Thursday 29 January 2009

Gingerism

I visited JJ's blog and was greeted by this little snippet. I am immensely offended by that! I'm sick of society being ginger racist. If you can't say n****r word or p**i then i don't see why you should be able to say copperknob or ginger nut and the like. Ginger nut is not so bad, and indeed I don't mind being called ginge if it is said affectionately, but I do take offence to certain nicknames and the fact that it is still socially acceptable to use them.

When I was at school I used to get teased for having red hair. I used to get asked what colour my pubes were. Some boys used to lick their fingers, pretend to touch my hair and make a hissing noise as if it was hot. I was asked why I didn't dye it. Conversely, little old ladies and all my hairdressers have always said what a lovey colour it is. I have recently enhanced it using Lush henna dye.
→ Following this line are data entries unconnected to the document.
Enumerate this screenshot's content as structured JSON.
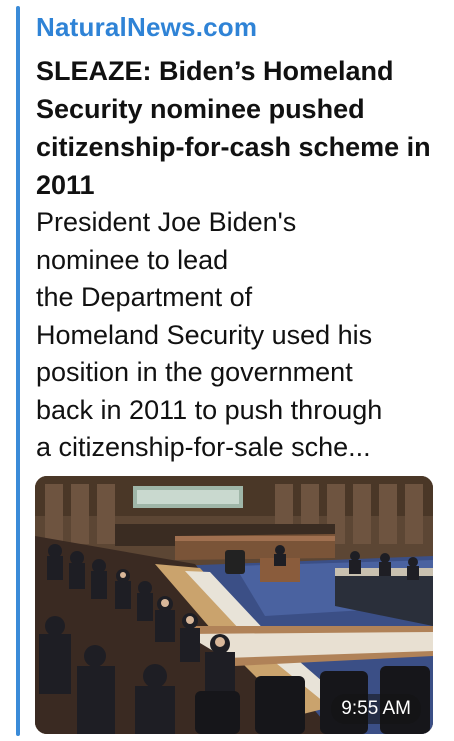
{
  "message": {
    "site_name": "NaturalNews.com",
    "headline": "SLEAZE: Biden’s Homeland Security nominee pushed citizenship-for-cash scheme in 2011",
    "summary_lines": [
      "President Joe Biden's",
      "nominee to lead",
      "the Department of",
      "Homeland Security used his",
      "position in the government",
      "back in 2011 to push through",
      "a citizenship-for-sale sche..."
    ],
    "timestamp": "9:55 AM"
  },
  "colors": {
    "accent": "#3a8bd8",
    "site_name": "#2f83d6"
  }
}
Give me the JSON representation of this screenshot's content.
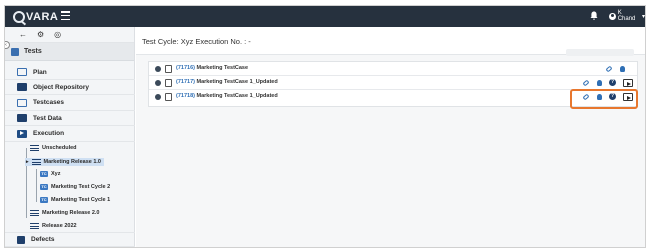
{
  "app": {
    "logo_text": "VARA",
    "logo_letter": "Q"
  },
  "topbar": {
    "user_name": "K Chand",
    "caret": "▾"
  },
  "sidebar": {
    "tools": [
      "←",
      "⚙",
      "◎"
    ],
    "title": "Tests",
    "items": [
      {
        "label": "Plan"
      },
      {
        "label": "Object Repository"
      },
      {
        "label": "Testcases"
      },
      {
        "label": "Test Data"
      },
      {
        "label": "Execution"
      },
      {
        "label": "Defects"
      }
    ],
    "tree": {
      "unscheduled": "Unscheduled",
      "release_1": "Marketing Release 1.0",
      "cycle_xyz": "Xyz",
      "cycle_2": "Marketing Test Cycle 2",
      "cycle_1": "Marketing Test Cycle 1",
      "release_2": "Marketing Release 2.0",
      "release_2022": "Release 2022",
      "cycle_icon_text": "TC"
    }
  },
  "main": {
    "title": "Test Cycle: Xyz Execution No. : -",
    "cases": [
      {
        "id": "(71716)",
        "name": "Marketing TestCase"
      },
      {
        "id": "(71717)",
        "name": "Marketing TestCase 1_Updated"
      },
      {
        "id": "(71718)",
        "name": "Marketing TestCase 1_Updated"
      }
    ],
    "help_glyph": "?"
  },
  "colors": {
    "topbar": "#26313e",
    "accent": "#2f6fb5",
    "highlight": "#e8772e",
    "selected": "#cfe0f3"
  }
}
I remember seeing Catherine Tate on Jonathan Ross last year. She was trying to get a kitten from Battersea and the first one they offered her had a problem. How bad? she asked. When it does a crap you'll have to push it's arse back in as it has a prolapse. We'll pass thanks.

A few weeks later she gets a call from the home. We've got another kitten for you but this one has a problem too. It's ginger. THE HATRED OF MY PEOPLE GOES DOWN TO CAT KIND she exploded. I gave her a round of applause.

Thursday 15 January 2009

Cumbrian Menagerie

Getting a train on the west Cumbrian coast railway has its ups and downs. The trains are all old and could do with being retired, there are usually several mad people you wouldn't want to sit next to and the carriages inexplicably smell of a mixture between manure and marijuana. However the views along the journey are fantastic and there is always plenty of wildlife to see.

I travelled between Whitehaven (a bit of the harbour can be seen above) and Carlisle on New Year's day. It was a fantastic journey. The first good fortune I had was that it was a brilliantly clear day so the views would be amazing; the second was that I was the only person on the train so had two carriages to myself. It stayed this way until Workington when one other person got on but he sat in the other carriage so it was still blissfully quiet and chav free. My third bit of luck was that the conductor's ticket machine was broken so I had a free journey!

The terrain changes from coast to fells as the train goes slightly more inland so there is plenty of opportunity to see a variety of wildlife. I think this journey is the best one for the amount of fauna I spotted as I speeded through the countryside. Oyster catchers, gulls, several herons, blackbirds, fieldfares, jackdaws, sheep, cows, a couple of ponies, a large rook or a raven and even a Vietnamese pot bellied pig!